The significant thing is the "i2c_dw_xfer" line, where I add a print of
the current state.  Here, we can see that the transfer is mid-way, but
a stop condition has been generated by the hardware, leaving 55 bytes
to be received.

Unfortunately, the i2c-designware driver ignores this, and believes that
the transfer completed both fully and successfully, but returns bogus
data to userspace or the kernel driver.  That's really _bad_ behaviour
by the driver - it should at least return an error.

Totally agree.

This problem is _soo_ bad that on my Juno, I can't run Xorg (it hits
this every time we try to read the EDID) nor can I boot with the TV
connected (it hits this every boot as well.)

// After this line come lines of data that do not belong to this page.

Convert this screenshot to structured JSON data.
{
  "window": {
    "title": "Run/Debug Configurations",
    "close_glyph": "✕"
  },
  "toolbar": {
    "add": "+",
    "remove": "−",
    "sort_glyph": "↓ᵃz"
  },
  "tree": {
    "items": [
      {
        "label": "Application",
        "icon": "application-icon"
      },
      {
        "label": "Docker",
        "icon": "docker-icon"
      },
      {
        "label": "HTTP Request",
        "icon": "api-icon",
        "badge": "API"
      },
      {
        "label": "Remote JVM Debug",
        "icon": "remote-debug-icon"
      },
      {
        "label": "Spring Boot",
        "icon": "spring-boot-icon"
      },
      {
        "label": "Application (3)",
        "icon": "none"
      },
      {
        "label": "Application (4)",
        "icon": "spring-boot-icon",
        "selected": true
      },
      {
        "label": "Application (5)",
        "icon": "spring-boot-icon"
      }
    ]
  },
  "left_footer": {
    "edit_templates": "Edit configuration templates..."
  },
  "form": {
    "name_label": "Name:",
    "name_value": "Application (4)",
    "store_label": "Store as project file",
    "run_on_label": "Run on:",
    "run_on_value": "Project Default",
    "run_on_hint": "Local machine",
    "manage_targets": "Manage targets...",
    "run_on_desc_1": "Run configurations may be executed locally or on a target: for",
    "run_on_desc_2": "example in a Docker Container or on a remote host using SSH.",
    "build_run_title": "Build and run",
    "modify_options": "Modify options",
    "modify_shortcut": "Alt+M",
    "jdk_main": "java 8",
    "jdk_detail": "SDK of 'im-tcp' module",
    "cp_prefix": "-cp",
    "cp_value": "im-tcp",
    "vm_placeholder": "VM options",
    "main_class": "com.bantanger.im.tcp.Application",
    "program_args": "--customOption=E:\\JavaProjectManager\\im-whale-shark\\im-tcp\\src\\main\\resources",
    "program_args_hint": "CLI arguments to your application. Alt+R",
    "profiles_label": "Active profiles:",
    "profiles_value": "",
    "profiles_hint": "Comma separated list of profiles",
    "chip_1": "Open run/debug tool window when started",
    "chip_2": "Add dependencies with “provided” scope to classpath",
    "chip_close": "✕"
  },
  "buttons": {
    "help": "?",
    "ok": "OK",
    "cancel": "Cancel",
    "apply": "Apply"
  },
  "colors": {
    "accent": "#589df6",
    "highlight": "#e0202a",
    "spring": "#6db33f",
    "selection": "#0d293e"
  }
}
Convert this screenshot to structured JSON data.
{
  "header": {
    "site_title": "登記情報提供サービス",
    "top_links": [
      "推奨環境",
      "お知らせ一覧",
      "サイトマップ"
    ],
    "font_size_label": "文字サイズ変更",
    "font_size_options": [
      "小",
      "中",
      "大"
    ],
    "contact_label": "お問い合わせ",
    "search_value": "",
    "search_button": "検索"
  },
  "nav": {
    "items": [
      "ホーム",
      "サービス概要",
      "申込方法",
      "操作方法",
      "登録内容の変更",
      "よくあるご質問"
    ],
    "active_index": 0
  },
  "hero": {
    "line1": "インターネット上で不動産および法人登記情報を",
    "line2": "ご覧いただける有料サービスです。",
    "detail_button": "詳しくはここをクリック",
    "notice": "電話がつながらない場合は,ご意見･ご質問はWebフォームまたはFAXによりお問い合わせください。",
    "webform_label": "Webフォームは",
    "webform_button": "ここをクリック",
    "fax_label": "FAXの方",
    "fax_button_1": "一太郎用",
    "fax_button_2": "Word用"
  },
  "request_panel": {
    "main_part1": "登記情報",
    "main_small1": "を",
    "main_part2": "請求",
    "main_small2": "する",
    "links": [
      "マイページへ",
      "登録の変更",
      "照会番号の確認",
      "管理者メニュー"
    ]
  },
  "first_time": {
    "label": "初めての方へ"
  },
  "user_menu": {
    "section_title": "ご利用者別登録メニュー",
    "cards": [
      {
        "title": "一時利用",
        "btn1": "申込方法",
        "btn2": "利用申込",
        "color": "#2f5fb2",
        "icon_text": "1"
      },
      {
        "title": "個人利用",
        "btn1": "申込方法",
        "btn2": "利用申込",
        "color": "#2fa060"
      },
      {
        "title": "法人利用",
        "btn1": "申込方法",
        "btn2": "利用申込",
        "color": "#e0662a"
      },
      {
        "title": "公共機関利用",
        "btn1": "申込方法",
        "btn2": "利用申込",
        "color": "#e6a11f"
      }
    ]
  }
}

I'd go as far as to say that the i2c-designware hardware, when
configured with this option set to zero, is fundamentally broken for OS
which do not provide any guarantee for interrupt latency, such as Linux.

The commit above tries to mitigate this by reducing the Tx FIFO
threshold, so the interrupt is raised sooner, but that's clearly not
enough for reliable operation.

Another mitigation would be to lower the I2C bus frequency on Juno from
400kHz to 100kHz, so that there's 4x longer IRQ latency possible.
However, even that isn't going to be reliable - even going to 100kHz
isn't going to allow the above case to be solved - the interrupt is
delayed by around 2ms, and it takes about 1.4ms to send/receive 16 bytes
at 100kHz.  (9 * 16 / (100*10^3)).

So, I think all hope is lost for i2c-designware on Juno to cope with
reading the EDID from TDA998x reliably.

:-(

I wonder if we can get it work more reliably by using DMA (provided that
there are DMA channels available for I2C in Juno)? That would allow the
hardware to perform longer reads without relying on how fast the
interrupt handler is able to empty the Rx FIFO.